Seçim yasakları ülke sınırları dışında geçerli olmadığı için,
bütçesini İngiliz parlamen- tosunun sağladığı BBC, parasını ABD
Kongre’sinden alan VOA ve Alman hükümetinin verdiği parayla yayın
yapan DW, seçim günü dahi AK Parti aleyhtarı yayınlarına devam
ettiler. Amerika’da yayımlanan ama uluslararası kapitalist ağın
sözcüsü Wall Street Journal, belki de kendi tarihinde ilk defa,
yabancı bir ülkenin seçmenine doğrudan seslenerek, Cumhurbaşkanı
Erdoğan’a oy verilmemesi çağrısında bulundu.
Bunu iyice abartan Alman dergileri, Türkçe ekler, sayfalar ve
kapaklar yayımladılar. Daha ileri gidip, ülkelerini Türkiye’nin iç
siyaset tartışmalarına sahne yapmak istemediklerini öne sürerek, AK
Parti lider ve temsilcilerine ülkelerine girmeyi yasaklayan
hükümetler de oldu. Bu arada HDP temsilcilerinin mitingleri bu
ülkelerde serbestçe yapıldı. Türkiye seçmeni olan kişilerle
buluşması engellenenlerin, aynı zamanda Türkiye hükumetini,
bakanlıkları yöneten, Türk milletinin temsilcileri oldukları göz
ardı edildi.
Ve bu ilk defa olmadı. Daha önceki seçimlerde de benzeri tutum ve davranışlar tekrarlandı.
Baktığınız zaman, bu yan tutuşta, bu AK Parti düşmanlığında, bu ülkeleri, siyasetçileri ve medyasını haklı gösterecek en ufak bir şey yok. AK Partili bakanlar, başbakanlar, Cumhurbaşkanları ne ikili ne de çok taraflı anlaşmalarla Türkiye’nin üstlendiği yükümlükleri ihlal eden bir davranış veya söylem içine girdiler.
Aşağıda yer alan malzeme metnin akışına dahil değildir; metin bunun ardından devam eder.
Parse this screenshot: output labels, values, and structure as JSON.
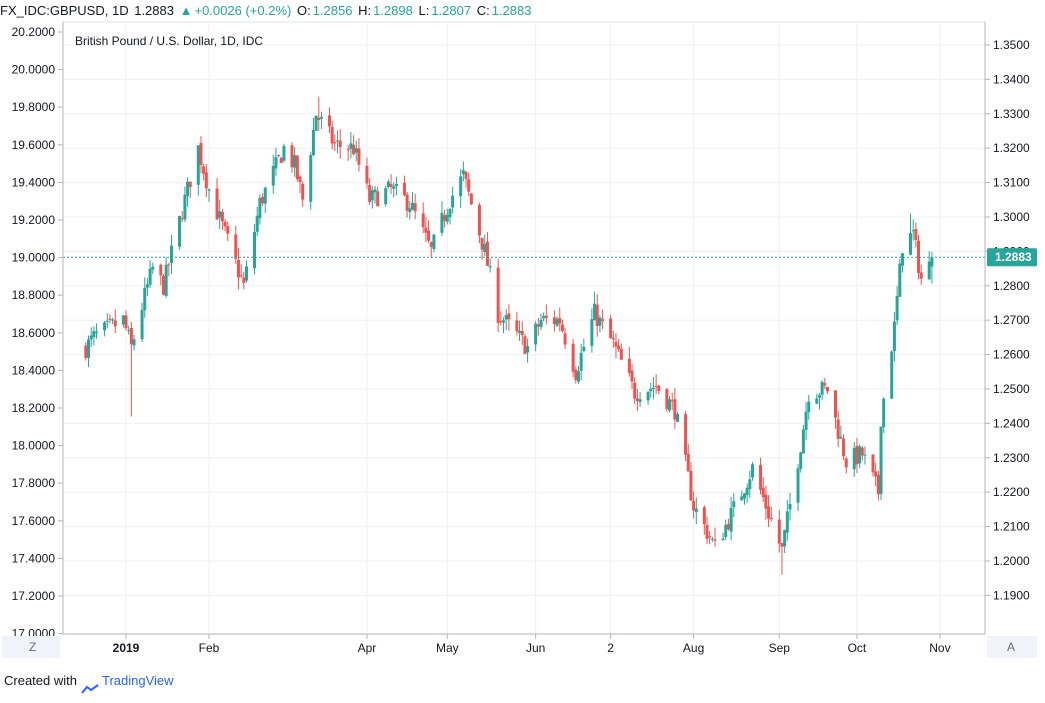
{
  "header": {
    "symbol": "FX_IDC:GBPUSD, 1D",
    "last": "1.2883",
    "change": "+0.0026 (+0.2%)",
    "o_label": "O:",
    "o_value": "1.2856",
    "h_label": "H:",
    "h_value": "1.2898",
    "l_label": "L:",
    "l_value": "1.2807",
    "c_label": "C:",
    "c_value": "1.2883"
  },
  "corner": {
    "left_button": "Z",
    "right_button": "A"
  },
  "footer": {
    "created_with": "Created with",
    "brand": "TradingView"
  },
  "colors": {
    "up": "#26a69a",
    "down": "#ef5350",
    "grid": "#eef0f3",
    "axis": "#b2b5be"
  },
  "chart_data": {
    "type": "candlestick",
    "title": "British Pound / U.S. Dollar, 1D, IDC",
    "last_price_label": "1.2883",
    "last_price": 1.2883,
    "right_axis": {
      "ylim": [
        1.184,
        1.358
      ],
      "ticks": [
        "1.3500",
        "1.3400",
        "1.3300",
        "1.3200",
        "1.3100",
        "1.3000",
        "1.2900",
        "1.2800",
        "1.2700",
        "1.2600",
        "1.2500",
        "1.2400",
        "1.2300",
        "1.2200",
        "1.2100",
        "1.2000",
        "1.1900"
      ]
    },
    "left_axis": {
      "ylim": [
        17.0,
        20.3
      ],
      "ticks": [
        "20.2000",
        "20.0000",
        "19.8000",
        "19.6000",
        "19.4000",
        "19.2000",
        "19.0000",
        "18.8000",
        "18.6000",
        "18.4000",
        "18.2000",
        "18.0000",
        "17.8000",
        "17.6000",
        "17.4000",
        "17.2000",
        "17.0000"
      ]
    },
    "x_axis": {
      "labels": [
        "2019",
        "Feb",
        "Apr",
        "May",
        "Jun",
        "2",
        "Aug",
        "Sep",
        "Oct",
        "Nov"
      ],
      "label_dates": [
        "2019-01-01",
        "2019-02-01",
        "2019-04-01",
        "2019-05-01",
        "2019-06-03",
        "2019-07-01",
        "2019-08-01",
        "2019-09-02",
        "2019-10-01",
        "2019-11-01"
      ]
    },
    "anchors": [
      [
        "2018-12-17",
        1.262
      ],
      [
        "2018-12-20",
        1.265
      ],
      [
        "2018-12-31",
        1.27
      ],
      [
        "2019-01-03",
        1.262
      ],
      [
        "2019-01-08",
        1.277
      ],
      [
        "2019-01-11",
        1.285
      ],
      [
        "2019-01-15",
        1.28
      ],
      [
        "2019-01-23",
        1.305
      ],
      [
        "2019-01-28",
        1.32
      ],
      [
        "2019-02-01",
        1.308
      ],
      [
        "2019-02-07",
        1.295
      ],
      [
        "2019-02-14",
        1.28
      ],
      [
        "2019-02-20",
        1.304
      ],
      [
        "2019-03-01",
        1.32
      ],
      [
        "2019-03-05",
        1.315
      ],
      [
        "2019-03-08",
        1.305
      ],
      [
        "2019-03-13",
        1.33
      ],
      [
        "2019-03-20",
        1.321
      ],
      [
        "2019-03-27",
        1.32
      ],
      [
        "2019-04-02",
        1.305
      ],
      [
        "2019-04-10",
        1.308
      ],
      [
        "2019-04-17",
        1.304
      ],
      [
        "2019-04-25",
        1.29
      ],
      [
        "2019-05-02",
        1.305
      ],
      [
        "2019-05-07",
        1.312
      ],
      [
        "2019-05-15",
        1.29
      ],
      [
        "2019-05-20",
        1.272
      ],
      [
        "2019-05-31",
        1.262
      ],
      [
        "2019-06-05",
        1.27
      ],
      [
        "2019-06-12",
        1.27
      ],
      [
        "2019-06-18",
        1.255
      ],
      [
        "2019-06-25",
        1.272
      ],
      [
        "2019-07-02",
        1.263
      ],
      [
        "2019-07-10",
        1.249
      ],
      [
        "2019-07-18",
        1.251
      ],
      [
        "2019-07-25",
        1.244
      ],
      [
        "2019-08-01",
        1.216
      ],
      [
        "2019-08-09",
        1.204
      ],
      [
        "2019-08-16",
        1.215
      ],
      [
        "2019-08-23",
        1.227
      ],
      [
        "2019-09-03",
        1.203
      ],
      [
        "2019-09-10",
        1.234
      ],
      [
        "2019-09-13",
        1.249
      ],
      [
        "2019-09-20",
        1.25
      ],
      [
        "2019-09-27",
        1.229
      ],
      [
        "2019-10-03",
        1.231
      ],
      [
        "2019-10-09",
        1.22
      ],
      [
        "2019-10-10",
        1.242
      ],
      [
        "2019-10-15",
        1.268
      ],
      [
        "2019-10-18",
        1.292
      ],
      [
        "2019-10-22",
        1.295
      ],
      [
        "2019-10-25",
        1.282
      ],
      [
        "2019-10-28",
        1.2857
      ],
      [
        "2019-10-29",
        1.2883
      ]
    ],
    "wick_extremes": [
      [
        "2019-01-03",
        1.242,
        "low"
      ],
      [
        "2019-03-14",
        1.335,
        "high"
      ],
      [
        "2019-09-03",
        1.196,
        "low"
      ],
      [
        "2019-10-21",
        1.301,
        "high"
      ]
    ],
    "last_candle": {
      "date": "2019-10-29",
      "open": 1.2856,
      "high": 1.2898,
      "low": 1.2807,
      "close": 1.2883
    }
  }
}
Seçime giriyor da olsalar AK Parti yetkililerinin devlet ve hükümet temsilcisi olmaları, onlara yönelik bu tutum, ülke içinde başka partileri destekleyen büyük bir halk kesimi açısından bile Türkiye aleyhtarı olarak görüldü ve onaylanmadı; AK Parti’ye değil, Türkiye’ye karşı yorumlandı.